You need to provide more details about the process of how you accelerate the clocks to compute any answer. If you start accelerate all the clocks at the same instant as defined by the notion of simultaneity in frame S, you can get an answer, but you need to specify the details.

Note that starting the acceleration at some instant of time in frame S is a different problem from starting the acceleration at some instant of time in S', due to the relativity of simultaneity.

The fact that you omit the important detail of exactly how you accelerate the clocks suggests to me that you suffer from the common blind spot of the issue of the relativity of simultaneity. Unfortunately this is both very common and tends to take up a lot of time as people resist getting the point :(.

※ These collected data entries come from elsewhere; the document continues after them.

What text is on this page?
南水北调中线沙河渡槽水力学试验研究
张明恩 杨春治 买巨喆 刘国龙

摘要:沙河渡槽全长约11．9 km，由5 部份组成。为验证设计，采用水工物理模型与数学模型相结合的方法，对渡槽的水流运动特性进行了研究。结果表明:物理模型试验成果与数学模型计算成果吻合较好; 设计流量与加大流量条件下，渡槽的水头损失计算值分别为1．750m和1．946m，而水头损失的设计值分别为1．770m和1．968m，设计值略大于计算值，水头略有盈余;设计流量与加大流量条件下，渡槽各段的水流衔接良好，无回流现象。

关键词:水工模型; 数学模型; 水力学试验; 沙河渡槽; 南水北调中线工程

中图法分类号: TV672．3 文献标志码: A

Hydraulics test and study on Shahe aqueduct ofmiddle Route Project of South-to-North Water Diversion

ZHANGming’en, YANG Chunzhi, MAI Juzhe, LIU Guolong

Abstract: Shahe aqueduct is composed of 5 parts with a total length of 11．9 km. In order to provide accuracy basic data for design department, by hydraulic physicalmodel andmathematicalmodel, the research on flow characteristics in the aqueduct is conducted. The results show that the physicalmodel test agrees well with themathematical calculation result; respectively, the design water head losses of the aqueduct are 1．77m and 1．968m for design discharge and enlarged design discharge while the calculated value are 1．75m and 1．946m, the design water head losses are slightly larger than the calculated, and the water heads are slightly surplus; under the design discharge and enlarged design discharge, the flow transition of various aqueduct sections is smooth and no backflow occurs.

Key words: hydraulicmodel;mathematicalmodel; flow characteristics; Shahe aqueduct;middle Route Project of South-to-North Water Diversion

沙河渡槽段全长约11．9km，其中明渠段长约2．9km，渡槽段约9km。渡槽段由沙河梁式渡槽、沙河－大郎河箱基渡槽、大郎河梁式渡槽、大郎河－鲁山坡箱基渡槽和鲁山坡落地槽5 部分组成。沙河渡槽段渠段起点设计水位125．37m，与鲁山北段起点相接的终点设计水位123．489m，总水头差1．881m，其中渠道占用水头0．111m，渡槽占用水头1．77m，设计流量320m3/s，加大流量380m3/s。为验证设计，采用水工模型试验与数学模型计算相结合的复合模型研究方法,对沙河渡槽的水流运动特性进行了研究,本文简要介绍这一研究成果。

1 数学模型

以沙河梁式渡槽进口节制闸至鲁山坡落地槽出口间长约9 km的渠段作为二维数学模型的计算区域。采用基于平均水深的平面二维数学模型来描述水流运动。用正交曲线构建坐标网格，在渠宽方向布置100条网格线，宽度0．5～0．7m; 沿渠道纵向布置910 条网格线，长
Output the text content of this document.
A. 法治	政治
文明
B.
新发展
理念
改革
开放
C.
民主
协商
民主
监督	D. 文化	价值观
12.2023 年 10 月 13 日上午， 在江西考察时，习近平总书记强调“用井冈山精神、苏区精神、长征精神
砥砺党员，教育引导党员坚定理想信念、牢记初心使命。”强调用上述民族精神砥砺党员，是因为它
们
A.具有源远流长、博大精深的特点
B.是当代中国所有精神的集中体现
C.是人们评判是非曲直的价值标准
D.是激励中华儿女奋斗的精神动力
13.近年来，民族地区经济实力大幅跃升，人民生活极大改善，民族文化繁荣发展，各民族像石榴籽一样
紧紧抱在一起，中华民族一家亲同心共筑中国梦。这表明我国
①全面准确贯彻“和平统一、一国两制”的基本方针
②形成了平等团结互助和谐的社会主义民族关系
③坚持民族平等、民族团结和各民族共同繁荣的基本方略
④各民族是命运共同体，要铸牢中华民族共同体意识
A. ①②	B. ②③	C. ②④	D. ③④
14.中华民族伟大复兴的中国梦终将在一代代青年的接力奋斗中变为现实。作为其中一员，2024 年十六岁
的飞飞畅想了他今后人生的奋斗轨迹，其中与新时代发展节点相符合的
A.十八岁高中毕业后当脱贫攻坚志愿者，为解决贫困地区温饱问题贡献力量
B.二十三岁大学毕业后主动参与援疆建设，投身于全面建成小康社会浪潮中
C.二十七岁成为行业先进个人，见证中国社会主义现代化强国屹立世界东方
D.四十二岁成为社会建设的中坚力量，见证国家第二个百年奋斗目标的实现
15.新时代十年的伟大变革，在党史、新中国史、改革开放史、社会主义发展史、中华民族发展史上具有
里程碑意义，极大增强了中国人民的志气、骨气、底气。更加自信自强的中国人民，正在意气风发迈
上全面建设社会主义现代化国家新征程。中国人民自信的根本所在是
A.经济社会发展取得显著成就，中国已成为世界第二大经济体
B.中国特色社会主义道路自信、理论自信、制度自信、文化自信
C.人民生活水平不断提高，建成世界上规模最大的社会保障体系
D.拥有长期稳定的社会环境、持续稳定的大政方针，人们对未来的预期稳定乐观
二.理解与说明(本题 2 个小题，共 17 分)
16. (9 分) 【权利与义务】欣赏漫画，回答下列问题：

This issue is also frequently discussed in the context of "Bell's spaceship paradox". See https://en.wikipedia.org/wiki/Bell's_spaceship_paradox or other sources. If you have two spaceships connected by a string , and they both accelerate identically in frame S, starting at the same time in frame S, the string will break. It's possible to find an acceleration profile that won't break the string, the sort of acceleration that preserves lengths is known as "Born rigid motion". Note that the breaking the string is a physical effect, independent of frame.
 
  • #16
Dale said:
The actual law of physics that governs the reading on a clock is obtained from the metric as* $$\Delta \tau = \frac{1}{c}\int_P \sqrt{-g_{\mu\nu}dx^\mu dx^\nu}$$ This is a completely general expression that works in any spacetime for any valid clock, regardless of gravity or acceleration, etc.
This is basically the clock hypothesis. When we claim that the rate of a clock doesn’t depend on its acceleration, we are actually talking of its proper acceleration (that's invariant across frames).